MAKASSAR, BKM–Keputusan Presiden (Kepres) soal pemberhentian Nurdin Abdullah (NA) sebagai Gubernur dan Andi Sudirman Sulaman Wakil Gubernur Sulsel belum terbit.
Lantaran Kepres belum terbit, maka Dewan Perwakilan Rakyat Daerah (DPRD) Provinsi Sulawesi Selatan belum dapat meneruskan untuk menggelar rapat paripurna dengan agenda untuk pemberhentian NA sekaligus pengusulan pengangkatan Wakil Gubernur menjadi Gubernur defenitif untuk sisa masa jabatan.
Jika Kepres tidak terbit, maka bisa jadi Andi Sudirman tanpa wakil hingga masa kerjanya berakhir.
Wakil Ketua DPRD Sulsel Darmawangsyah Muin mengaku hal itu tentu tergantung kepada Andi Sudirman Sulaiman sebagai pelaksana tugas gubernur. “Saya kira itu tergantung kebutuhan Andi Sudirman sendiri karena beliau yang akan menjalani sisa masa tugasnya,”ujar Darmawangsyah Muin yang juga sekretaris DPD Partai Gerindra Sulsel ini, Selasa (11/1).
Legislator Partai Golkar Sulsel Arfandi Idris mengaku enggan berspekulasi soal kemungkinan Andi Sudirman bekerja tanpa wakil.
Sebelumnya, pengamat politik dari Unismuh Makassar Dr Luhur A Prianto mengungkapkan lantanan NA sudah tidak mengajukan banding, maka status hukumnya adalah tervonis yang berkekuatan hukum tetap. Dengan demikian, maka posisinya sebagai kepala daerah berdasarkan UU No. 23 tahun 2014 tentang Pemerintahan Daerah pun, telah berstatus berhalangan tetap.
Untuk itu, pengangkatan Andi Sudirman sebagai gubernur defenitif tinggal menunggu waktu.

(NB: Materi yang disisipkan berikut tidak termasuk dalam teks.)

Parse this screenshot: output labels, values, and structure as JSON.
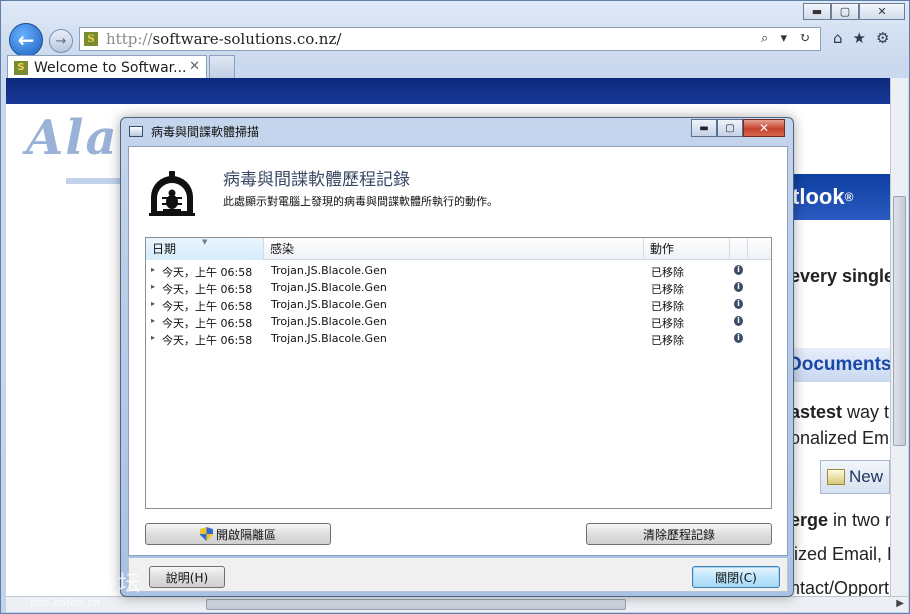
{
  "browser": {
    "window_controls": {
      "minimize": "▬",
      "maximize": "▢",
      "close": "✕"
    },
    "back_icon": "←",
    "forward_icon": "→",
    "address": {
      "protocol": "http://",
      "host": "software-solutions.co.nz/"
    },
    "address_tools": "⌕ ▾ ↻",
    "toolbar_icons": {
      "home": "⌂",
      "favorites": "★",
      "settings": "⚙"
    },
    "tab": {
      "title": "Welcome to Softwar...",
      "close": "✕"
    },
    "favicon_letter": "S"
  },
  "page": {
    "logo_text": "Alabh",
    "outlook_text": "tlook",
    "outlook_reg": "®",
    "line1": "every single",
    "documents_text": "Documents",
    "fastest_bold": "astest",
    "fastest_rest": " way t",
    "personalized": "onalized Em",
    "new_button": "New",
    "merge_bold": "erge",
    "merge_rest": " in two n",
    "lized_email": "lized Email, D",
    "contact": "ntact/Opport"
  },
  "dialog": {
    "title": "病毒與間諜軟體掃描",
    "controls": {
      "minimize": "▬",
      "maximize": "▢",
      "close": "✕"
    },
    "header_title": "病毒與間諜軟體歷程記錄",
    "header_desc": "此處顯示對電腦上發現的病毒與間諜軟體所執行的動作。",
    "columns": {
      "date": "日期",
      "infection": "感染",
      "action": "動作"
    },
    "rows": [
      {
        "date": "今天，上午 06:58",
        "infection": "Trojan.JS.Blacole.Gen",
        "action": "已移除"
      },
      {
        "date": "今天，上午 06:58",
        "infection": "Trojan.JS.Blacole.Gen",
        "action": "已移除"
      },
      {
        "date": "今天，上午 06:58",
        "infection": "Trojan.JS.Blacole.Gen",
        "action": "已移除"
      },
      {
        "date": "今天，上午 06:58",
        "infection": "Trojan.JS.Blacole.Gen",
        "action": "已移除"
      },
      {
        "date": "今天，上午 06:58",
        "infection": "Trojan.JS.Blacole.Gen",
        "action": "已移除"
      }
    ],
    "row_expander": "▸",
    "row_info": "i",
    "buttons": {
      "quarantine": "開啟隔離區",
      "clear_history": "清除歷程記錄",
      "help": "說明(H)",
      "close": "關閉(C)"
    }
  },
  "watermark": {
    "main": "卡饭论坛",
    "sub": "bbs.kafan.cn"
  }
}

Meskipun sebenarnya, sejak NA menjalani proses hukum, secara de facto Andi Sudirman telah menjalankan kekuasaan sebagai Gubernur. Tinggal menunggu pengesahan secara de jure saja.
“Keputusan itu di teruskan dalam rapat paripurna DPRD untuk pemberhentian Gubernur dan Wakil Gubernur, sekaligus pengusulan pengangkatan Wakil Gubernur menjadi Gubernur defenitif untuk sisa masa jabatan,”jelas Luhur.